La Unión Europea ha lanzado un fondo de inversión verde de hasta 20.000 millones de euros para financiar proyectos en países como Argelia o India. Sin embargo, gran parte del dinero podría terminar en manos de empresas chinas, incluyendo inversores solares de alto riesgo que Bruselas dice querer eliminar. Para el ciudadano europeo, esto significa que sus impuestos podrían financiar tecnología que compromete la seguridad energética y la competencia local.

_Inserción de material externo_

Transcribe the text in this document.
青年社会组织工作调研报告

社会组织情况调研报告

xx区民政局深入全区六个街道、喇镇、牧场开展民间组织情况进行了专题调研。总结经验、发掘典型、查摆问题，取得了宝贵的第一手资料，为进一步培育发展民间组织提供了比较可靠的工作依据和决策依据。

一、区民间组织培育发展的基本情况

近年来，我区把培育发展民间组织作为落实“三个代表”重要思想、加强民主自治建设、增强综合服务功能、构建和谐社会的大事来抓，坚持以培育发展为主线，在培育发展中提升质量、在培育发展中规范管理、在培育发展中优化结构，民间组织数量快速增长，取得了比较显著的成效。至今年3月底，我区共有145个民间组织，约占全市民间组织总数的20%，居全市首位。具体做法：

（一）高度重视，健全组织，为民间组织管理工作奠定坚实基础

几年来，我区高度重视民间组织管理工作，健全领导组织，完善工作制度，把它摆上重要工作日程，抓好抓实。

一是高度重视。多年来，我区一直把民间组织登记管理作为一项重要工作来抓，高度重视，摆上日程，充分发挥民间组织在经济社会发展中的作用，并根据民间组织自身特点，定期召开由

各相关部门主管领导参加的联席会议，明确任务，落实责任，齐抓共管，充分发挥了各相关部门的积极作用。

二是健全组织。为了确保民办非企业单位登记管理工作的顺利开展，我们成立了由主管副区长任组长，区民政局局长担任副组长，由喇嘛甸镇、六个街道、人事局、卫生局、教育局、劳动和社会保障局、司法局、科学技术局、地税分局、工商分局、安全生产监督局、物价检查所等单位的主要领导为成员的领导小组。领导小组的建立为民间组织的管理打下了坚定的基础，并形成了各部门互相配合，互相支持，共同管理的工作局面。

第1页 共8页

Tecnología solar: el riesgo de depender del proveedor chino 🌞
El fondo no exige evitar proveedores chinos, lo que contradice la política oficial de reducir la dependencia de Pekín. Los proyectos solares en regiones como el norte de África o el sudeste asiático suelen recurrir a paneles y componentes fabricados en China por ser más baratos. Pero muchos de esos proveedores operan con modelos de negocio opacos y alta exposición financiera. La UE financia así tecnología que, a largo plazo, puede generar vulnerabilidades estratégicas y desplazar a fabricantes locales con estándares más exigentes.
Bruselas quiere menos China, pero paga gustosa sus facturas 💸
La jugada es perfecta: la UE anuncia un fondo verde para salvar el planeta, pero sin mirar mucho a quién le da el dinero. Es como si tu vecino te pidiera prestado para comprar una bicicleta ecológica, y tú descubres que la está pagando a plazos en el chino de la esquina. Lo mejor es que, mientras Bruselas dice que hay que reducir la dependencia de China, el dinero europeo viaja directo a Pekín vía paneles solares. La coherencia, como el sol, a veces no calienta tanto.